Mr Key told TV3's Paul Henry Show that he didn't like the policy around the detention centre.

"The whole way through we've said we don't like New Zealanders being sent there... Our point is we don't like that, we don't like what's happening."

He said New Zealanders on the island can come back to the country.

"You can come back to NZ and you can come back in a few days, if you have no issues, or potentially a few weeks. So people are electing to stay there.

"Firstly, they may not have a passport because it may have been cancelled a while ago. Secondly, they may have mental health issues or a history of violence, we can't put them on a commercial plane."

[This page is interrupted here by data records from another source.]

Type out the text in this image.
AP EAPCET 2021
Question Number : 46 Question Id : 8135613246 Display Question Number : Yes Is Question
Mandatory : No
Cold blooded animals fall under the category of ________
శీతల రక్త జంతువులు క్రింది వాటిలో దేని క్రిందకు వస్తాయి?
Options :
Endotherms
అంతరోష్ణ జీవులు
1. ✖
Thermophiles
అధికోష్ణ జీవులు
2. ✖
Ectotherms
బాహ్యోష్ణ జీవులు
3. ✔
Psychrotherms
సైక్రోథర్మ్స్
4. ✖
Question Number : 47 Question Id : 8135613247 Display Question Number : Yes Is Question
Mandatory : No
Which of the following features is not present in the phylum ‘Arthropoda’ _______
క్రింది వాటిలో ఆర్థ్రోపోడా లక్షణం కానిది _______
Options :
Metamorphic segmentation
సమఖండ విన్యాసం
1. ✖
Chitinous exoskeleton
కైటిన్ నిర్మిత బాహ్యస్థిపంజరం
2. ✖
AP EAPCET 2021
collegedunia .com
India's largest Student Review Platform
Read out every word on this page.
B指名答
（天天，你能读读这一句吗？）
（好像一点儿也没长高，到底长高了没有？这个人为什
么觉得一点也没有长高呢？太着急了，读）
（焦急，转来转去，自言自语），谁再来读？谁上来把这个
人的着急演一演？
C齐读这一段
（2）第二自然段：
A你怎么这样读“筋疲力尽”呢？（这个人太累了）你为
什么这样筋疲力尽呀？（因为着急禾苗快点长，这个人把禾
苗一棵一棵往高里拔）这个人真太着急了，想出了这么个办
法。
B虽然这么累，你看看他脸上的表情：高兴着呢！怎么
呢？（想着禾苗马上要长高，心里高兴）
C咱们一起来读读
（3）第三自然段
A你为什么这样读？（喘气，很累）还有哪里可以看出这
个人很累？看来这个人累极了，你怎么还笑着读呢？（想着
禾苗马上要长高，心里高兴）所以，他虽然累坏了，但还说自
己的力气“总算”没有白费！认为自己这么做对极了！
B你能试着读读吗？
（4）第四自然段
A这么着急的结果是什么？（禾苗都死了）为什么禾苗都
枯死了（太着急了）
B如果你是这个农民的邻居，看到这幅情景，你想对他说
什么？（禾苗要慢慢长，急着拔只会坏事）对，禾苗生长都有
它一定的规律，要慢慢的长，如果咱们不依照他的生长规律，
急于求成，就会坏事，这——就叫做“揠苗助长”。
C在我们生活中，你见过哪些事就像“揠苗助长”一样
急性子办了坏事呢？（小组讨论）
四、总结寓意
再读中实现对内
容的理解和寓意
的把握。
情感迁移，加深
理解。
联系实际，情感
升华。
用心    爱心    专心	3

New Zealanders on Christmas Island can return home to New Zealand, but were fighting the deportation orders, Mr Key said.

"They are absolutely free to come on home on a plane, they don't need to be on Christmas Island and that can happen within days."

Mr Key said he didn't have the details of what crimes the New Zealanders on Christmas Island have committed.

He said it wasn't true that some of the Kiwis detained had committed only minor crimes and he stood by his comments made in the House yesterday.

"A third of all of the people that actually are in the detention centres... that are New Zealanders, are either rapists, they're murderers, they're child sex offenders or they are responsible for a serious assault," he said.

Meg de Ronde, Amnesty International's New Zealand campaign manager, told TV3's Paul Henry Show New Zealand should have spoken out on Australia's detention centres at the UN conference in geneva.

"Around 75 per cent of countries that spoke raised these concerns around how they treat refugees and asylum seekers, specifically around offshore detention centres and detention," she said.

"This is the chance to get it on the record.... We know that pressure from international community is incredibly important."